When the patient presses on the link in the message, he or she receives step-by-step instructions on how to open the box, how to use the test receptacle, to give urine, to dip the dipstick in the receptacle for a period of time that isn't too short and isn't too long, to photograph it using a smartphone under adequate lighting, and the results are then analyzed and sent to the patient's medical record.
The company made history in July when it became the first to receive US Food and Drug Administration (FDA) approval for selling a clinical-grade test in the US, carried out using a telephone with no additional scanning hardware. There are other companies that offer online diagnosis, for diseases such as melanoma, but no medical decision can really be made on the basis of their tests.
What are the technological challenges in developing the test?
"The multiplicity of telephones and the multiplicity of lighting conditions. The dipstick for the urine test has small squares, each of which reacts to a different substance to produce a color. The result is not binary for each square, but depends on the precise shade. Today, the dipstick is placed under an optical scanner, and that was part of the reason that we chose to start out this way – all that was required was to demonstrate that we also offer a scanner, via the telephone."
For laboratory scanners, however, conditions are fixed, whereas out in the world the shades are affected by the photography and the lighting. It requires a complex algorithm to calibrate the picture from every telephone and in all lighting conditions in every possible home (unless it is simply too dark, in which case the patient receives a notification to switch on a light), such that the test will always yield accurate results.
Adiri founded the company as a sole entrepreneur in 2013. He has a unique resumé – he studied international relations, specialized in the war against terrorism for his second degree, and established his credentials when he served as head of technology in the bureau of President Shimon Peres.
He later worked as business development manager at electric car venture Better Place, and was a co-founder of online car-sharing service Getaround. "When I founded Healthy.io, no-one believed in us; the talk was of wearable products and telephone add-ons. I realized that smartphone cameras were improving, and I based the business on that. I called it "Kardishianomics", because for me Kim Kardishian represents the world's growing desire for pictures, for visual representation. This trend is insatiable, and I exploit it to do something good."

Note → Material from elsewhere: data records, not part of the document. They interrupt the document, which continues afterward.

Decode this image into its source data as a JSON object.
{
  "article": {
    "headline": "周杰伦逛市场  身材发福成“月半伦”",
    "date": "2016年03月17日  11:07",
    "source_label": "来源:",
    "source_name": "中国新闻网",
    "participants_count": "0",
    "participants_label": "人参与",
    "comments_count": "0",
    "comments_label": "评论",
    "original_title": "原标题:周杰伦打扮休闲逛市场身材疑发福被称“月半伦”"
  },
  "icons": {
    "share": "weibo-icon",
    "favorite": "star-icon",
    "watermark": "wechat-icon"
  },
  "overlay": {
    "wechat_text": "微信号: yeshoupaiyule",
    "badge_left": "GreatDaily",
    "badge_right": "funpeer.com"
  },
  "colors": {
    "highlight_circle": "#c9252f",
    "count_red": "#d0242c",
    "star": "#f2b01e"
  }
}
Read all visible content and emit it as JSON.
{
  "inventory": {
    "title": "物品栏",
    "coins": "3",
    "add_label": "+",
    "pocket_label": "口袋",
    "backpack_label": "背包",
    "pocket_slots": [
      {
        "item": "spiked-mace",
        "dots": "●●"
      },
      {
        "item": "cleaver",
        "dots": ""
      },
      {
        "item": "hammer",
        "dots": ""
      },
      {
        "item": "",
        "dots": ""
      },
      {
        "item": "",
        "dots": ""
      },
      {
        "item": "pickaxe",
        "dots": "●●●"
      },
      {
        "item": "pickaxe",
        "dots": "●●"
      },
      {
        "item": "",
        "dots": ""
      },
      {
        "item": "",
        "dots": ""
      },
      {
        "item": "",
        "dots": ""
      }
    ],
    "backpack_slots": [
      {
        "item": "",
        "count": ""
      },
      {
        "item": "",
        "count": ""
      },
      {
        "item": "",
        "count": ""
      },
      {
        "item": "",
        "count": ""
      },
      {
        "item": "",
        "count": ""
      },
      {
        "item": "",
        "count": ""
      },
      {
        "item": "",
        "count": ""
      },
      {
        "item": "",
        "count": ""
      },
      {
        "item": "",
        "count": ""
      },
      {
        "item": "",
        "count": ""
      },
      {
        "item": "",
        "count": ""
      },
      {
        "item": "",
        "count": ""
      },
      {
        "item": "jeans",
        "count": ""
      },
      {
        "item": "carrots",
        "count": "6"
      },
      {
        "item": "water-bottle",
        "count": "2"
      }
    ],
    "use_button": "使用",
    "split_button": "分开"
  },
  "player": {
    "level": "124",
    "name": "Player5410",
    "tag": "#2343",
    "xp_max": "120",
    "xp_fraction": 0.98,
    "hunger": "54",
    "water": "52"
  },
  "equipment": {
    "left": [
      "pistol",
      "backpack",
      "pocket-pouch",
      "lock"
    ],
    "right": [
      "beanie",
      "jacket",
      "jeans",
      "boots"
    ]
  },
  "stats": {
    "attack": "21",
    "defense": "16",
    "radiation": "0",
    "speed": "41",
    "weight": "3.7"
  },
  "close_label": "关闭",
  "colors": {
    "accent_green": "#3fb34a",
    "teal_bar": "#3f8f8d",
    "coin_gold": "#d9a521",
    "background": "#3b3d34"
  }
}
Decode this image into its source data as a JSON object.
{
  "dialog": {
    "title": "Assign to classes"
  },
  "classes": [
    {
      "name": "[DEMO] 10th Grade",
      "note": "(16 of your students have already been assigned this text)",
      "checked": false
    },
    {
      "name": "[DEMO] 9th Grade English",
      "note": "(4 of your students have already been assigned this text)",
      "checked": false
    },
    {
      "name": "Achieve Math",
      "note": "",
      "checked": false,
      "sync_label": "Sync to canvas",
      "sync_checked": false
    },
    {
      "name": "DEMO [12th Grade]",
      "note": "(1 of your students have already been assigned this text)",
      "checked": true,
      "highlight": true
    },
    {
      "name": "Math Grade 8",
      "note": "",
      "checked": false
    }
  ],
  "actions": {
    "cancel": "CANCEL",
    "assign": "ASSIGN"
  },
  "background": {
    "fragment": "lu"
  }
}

The company's turning point, Adiri says, was the recruitment of Ron Zohar, formerly product manager at Fiverr, as chief product officer. "When Ron arrived, he told me, 'I'm prepared to work here if the company's guiding value is tradeoff.' He meant that you can't set unrealistic goals, and that for everything you do, you also have to decide what you won't do. If I go into a new field, how will that affect my existing field? If I shorten the timetable by two weeks, I have to decide what I'll forego. That is the company's guiding principle to this day, and I communicate it upwards as well, to the investors."
The company's leading investor is Idan Ofer, with a personal investment of most of the $15 million that it has raised. It is currently in the midst of a further fund-raising round, which includes investors who are experts in the field. "Even when we failed in an initial clinical trial, Idan didn't abandon us and didn't do a down round on us, but gave us a further amount on similar terms so that we could continue," says Adiri.
"After that happened, I feared that the team would break up; every startup fights over them. But they stayed, and we managed to review the incident openly and without recrimination, which enabled us to carry out a highly successful second trial. When you're not a doctor and you develop a medical device, something like that undermines your confidence. Only now, after receiving positive feedback from the investors and from the FDA can I finally manage to breathe."
What will your next product be?
"Cataloguing of chronic wounds. At present, a nurse has to measure them with a ruler. We will make it possible to photograph them and obtain an immediate estimate of their size, and facilitate documentation of them over time."